Nell’Inter giocò sei stagioni con 216 partite e trenta gol, arrivando alla semifinale di Coppa dei Campioni nell’81 e vincendo la Coppa Italia l’anno successivo. Fece innamorare tutti i tifosi nerazzurri grazie alle sue giocate impossibili. Era uno con il dribbling nel sangue, tanto che Gianni Brera gli diede il soprannome di “Dribblossi”. Tutto questo a discapito della continuità, che probabilmente gli costò il posto nella vittoriosa spedizione spagnola al Mundial ’82. Ma per i tifosi interisti il posto da titolare ce l’ha ancora oggi, con quel sinistro. E probabilmente, nel calcio fisico di oggi, manca a tutti un talento puro alla Beccalossi.
Evaristo con una doppietta di destro, lui che era mancino, fece esplodere San Siro e pose le basi per il 12esimo Scudetto interista. Un campionato vinto da protagonista con sette reti, secondo miglior marcatore dietro ad Altobelli. Ma quel famoso derby sancì anche la nascita di un tormentone. La leggenda narra che il “Becca” a fine partita andò da Albertosi, portiere del Milan, e gli disse: “Mi chiamo Evaristo, scusate se insisto”. “Vecchia storia, carina, mi ci diverto anche io a ripetere quella frase, ogni tanto – racconta lui. – Solo che non l’ho mai detta ad Albertosi a fine partita. È stato qualche mio compagno di squadra, poi però me l’hanno attribuita e a questo punto me la tengo”.

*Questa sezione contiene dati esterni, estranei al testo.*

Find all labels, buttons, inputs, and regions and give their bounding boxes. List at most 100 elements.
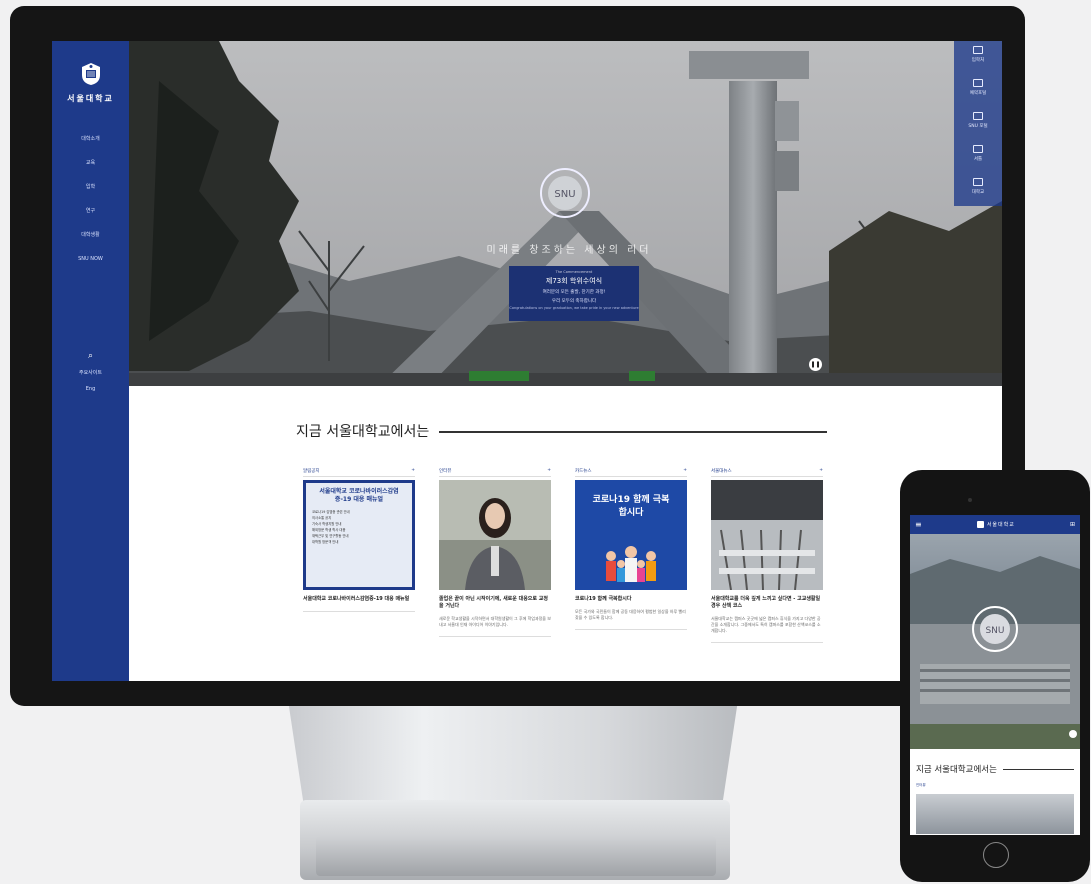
quick-link-label: 예약포털: [969, 91, 987, 96]
admission-icon: [973, 46, 983, 54]
menu-icon[interactable]: ≡: [915, 520, 922, 529]
mobile-hero-photo: SNU: [910, 556, 1080, 749]
banner-line-1: 여러분의 모든 출발, 찬기한 과정!: [542, 290, 606, 295]
device-mockup-scene: 서울대학교 대학소개 교육 입학 연구 대학생활 SNU NOW ⌕ 주요사이트…: [0, 0, 1091, 884]
card-image-item: 대학원 방문객 안내: [312, 540, 339, 544]
card-category: 서울대뉴스: [711, 469, 732, 474]
more-icon[interactable]: +: [411, 468, 415, 474]
nav-item-education[interactable]: 교육: [52, 151, 129, 175]
more-icon[interactable]: +: [547, 468, 551, 474]
portrait-illustration: [439, 480, 551, 590]
card-divider: [575, 629, 687, 630]
home-button[interactable]: [983, 842, 1009, 868]
university-crest-icon: [976, 521, 984, 528]
sitemap-icon[interactable]: ⊞: [1070, 521, 1075, 528]
quick-link-portal[interactable]: SNU 포털: [954, 107, 1002, 140]
calendar-icon: [973, 79, 983, 87]
banner-subtitle: The Commencement: [555, 270, 593, 274]
card-title[interactable]: 졸업은 끝이 아닌 시작이기에, 새로운 대응으로 교정을 거닌다: [439, 596, 551, 610]
card-category: 카드뉴스: [575, 469, 592, 474]
mobile-section-title: 지금 서울대학교에서는: [916, 765, 997, 775]
card-title[interactable]: 코로나19 함께 극복합시다: [575, 596, 687, 603]
card-image-portrait: [439, 480, 551, 590]
card-image-covid: 코로나19 함께 극복합시다: [575, 480, 687, 590]
english-link[interactable]: Eng: [52, 386, 129, 392]
mobile-screen: ≡ 서울대학교 ⊞ SNU 지금 서울대학교에서는 인터뷰: [910, 515, 1080, 835]
nav-item-research[interactable]: 연구: [52, 199, 129, 223]
site-logo[interactable]: 서울대학교: [52, 61, 129, 104]
news-card-interview[interactable]: 인터뷰 + 졸업은 끝이 아닌 시작이기에, 새로운 대응으로 교정을 거닌다 …: [439, 468, 551, 637]
card-image-list: 코로나19 감염증 관련 안내 의사소통 공지 기숙사 학생지원 안내 해외방문…: [312, 509, 406, 545]
quick-link-label: SNU 포털: [968, 124, 988, 129]
card-image-manual: 서울대학교 코로나바이러스감염증-19 대응 매뉴얼 코로나19 감염증 관련 …: [303, 480, 415, 590]
monitor-stand-foot: [316, 836, 716, 876]
mobile-section-divider: [1002, 768, 1074, 770]
card-category: 알림공지: [303, 469, 320, 474]
card-divider: [439, 636, 551, 637]
portal-icon: [973, 112, 983, 120]
quick-link-label: 입학처: [971, 58, 985, 63]
people-illustration: [606, 546, 656, 582]
card-category-row: 카드뉴스 +: [575, 468, 687, 477]
quick-links-panel: 입학처 예약포털 SNU 포털 셔틀 대학교: [954, 41, 1002, 206]
news-card-snu-news[interactable]: 서울대뉴스 + 서울대학교를 더욱 깊게 느끼고 싶다면 - 고교생활일 경우 …: [711, 468, 823, 643]
quick-link-shuttle[interactable]: 셔틀: [954, 140, 1002, 173]
mobile-card-category: 인터뷰: [916, 783, 926, 787]
svg-text:SNU: SNU: [554, 189, 575, 200]
mobile-section-title-row: 지금 서울대학교에서는: [916, 763, 1074, 775]
desktop-screen: 서울대학교 대학소개 교육 입학 연구 대학생활 SNU NOW ⌕ 주요사이트…: [52, 41, 1002, 681]
quick-link-label: 대학교: [971, 190, 985, 195]
card-title[interactable]: 서울대학교 코로나바이러스감염증-19 대응 매뉴얼: [303, 596, 415, 603]
slideshow-pause-button[interactable]: ❚❚: [809, 358, 822, 371]
news-section: 지금 서울대학교에서는 알림공지 + 서울대학교 코로나바이러스감염증-19 대…: [129, 386, 1002, 681]
mobile-card-image[interactable]: [916, 794, 1074, 834]
hero-banner: SNU 입학처 예약포털 SNU 포털 셔틀 대학교 미래를 창조하는 세상의 …: [129, 41, 1002, 386]
card-description: 새로운 학교생활을 시작하면서 대학원생활이 그 후에 학업과정을 보내고 서울…: [439, 616, 551, 627]
mobile-phone: ≡ 서울대학교 ⊞ SNU 지금 서울대학교에서는 인터뷰: [900, 470, 1090, 882]
card-image-title: 서울대학교 코로나바이러스감염증-19 대응 매뉴얼: [319, 488, 399, 503]
library-illustration: [711, 480, 823, 590]
banner-title: 제73회 학위수여식: [545, 277, 603, 285]
card-divider: [711, 642, 823, 643]
card-image-library: [711, 480, 823, 590]
main-nav: 대학소개 교육 입학 연구 대학생활 SNU NOW: [52, 127, 129, 271]
banner-line-2: 우리 모두의 축하합니다: [551, 299, 597, 304]
mobile-hero: SNU: [910, 534, 1080, 749]
sidebar: 서울대학교 대학소개 교육 입학 연구 대학생활 SNU NOW ⌕ 주요사이트…: [52, 41, 129, 681]
card-category-row: 알림공지 +: [303, 468, 415, 477]
section-title: 지금 서울대학교에서는: [296, 424, 430, 440]
sidebar-tools: ⌕ 주요사이트 Eng: [52, 351, 129, 402]
quick-link-reservation[interactable]: 예약포털: [954, 74, 1002, 107]
card-category-row: 서울대뉴스 +: [711, 468, 823, 477]
svg-text:SNU: SNU: [985, 626, 1004, 636]
nav-item-admission[interactable]: 입학: [52, 175, 129, 199]
quick-link-admission[interactable]: 입학처: [954, 41, 1002, 74]
quick-link-college[interactable]: 대학교: [954, 173, 1002, 206]
search-icon[interactable]: ⌕: [52, 351, 129, 361]
nav-item-snu-now[interactable]: SNU NOW: [52, 247, 129, 271]
mobile-logo[interactable]: 서울대학교: [976, 521, 1015, 528]
desktop-monitor: 서울대학교 대학소개 교육 입학 연구 대학생활 SNU NOW ⌕ 주요사이트…: [10, 6, 1025, 706]
major-sites-link[interactable]: 주요사이트: [52, 369, 129, 376]
section-divider: [439, 431, 827, 433]
news-card-notice[interactable]: 알림공지 + 서울대학교 코로나바이러스감염증-19 대응 매뉴얼 코로나19 …: [303, 468, 415, 612]
more-icon[interactable]: +: [819, 468, 823, 474]
bus-icon: [973, 145, 983, 153]
more-icon[interactable]: +: [683, 468, 687, 474]
nav-item-campus-life[interactable]: 대학생활: [52, 223, 129, 247]
university-crest-icon: [81, 63, 100, 85]
hero-photo: SNU: [129, 41, 1002, 386]
building-icon: [973, 178, 983, 186]
card-description: 서울대학교는 캠퍼스 곳곳에 넓은 캠퍼스 휴식을 가지고 다양한 공간을 소개…: [711, 616, 821, 633]
logo-text: 서울대학교: [67, 94, 114, 103]
quick-link-label: 셔틀: [973, 157, 983, 162]
nav-item-about[interactable]: 대학소개: [52, 127, 129, 151]
mobile-header: ≡ 서울대학교 ⊞: [910, 515, 1080, 534]
card-category: 인터뷰: [439, 469, 452, 474]
card-title[interactable]: 서울대학교를 더욱 깊게 느끼고 싶다면 - 고교생활일 경우 산책 코스: [711, 596, 823, 610]
card-description: 모든 국가와 국민들이 함께 공동 대응하여 평범한 일상을 하루 빨리 찾을 …: [575, 609, 686, 620]
news-card-cardnews[interactable]: 카드뉴스 + 코로나19 함께 극복합시다 코로나19 함께 극복합시다 모든 …: [575, 468, 687, 630]
card-category-row: 인터뷰 +: [439, 468, 551, 477]
hero-tagline: 미래를 창조하는 세상의 리더: [486, 245, 652, 256]
graduation-banner: The Commencement 제73회 학위수여식 여러분의 모든 출발, …: [509, 266, 639, 321]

C’erano pioggia e fango e si riusciva a stare a malapena in piedi, non il terreno migliore per uno come lui. E l’Inter non vinceva un Derby da cinque anni. Ma fu proprio quella stracittadina del 28 ottobre del ’79 a fare entrare nei cuori dei tifosi Evaristo Beccalossi, uno dei talenti più cristallini della storia interista. Uno alla Mariolino Corso, per i più anziani; uno alla Alvaro Recoba, per i più giovani.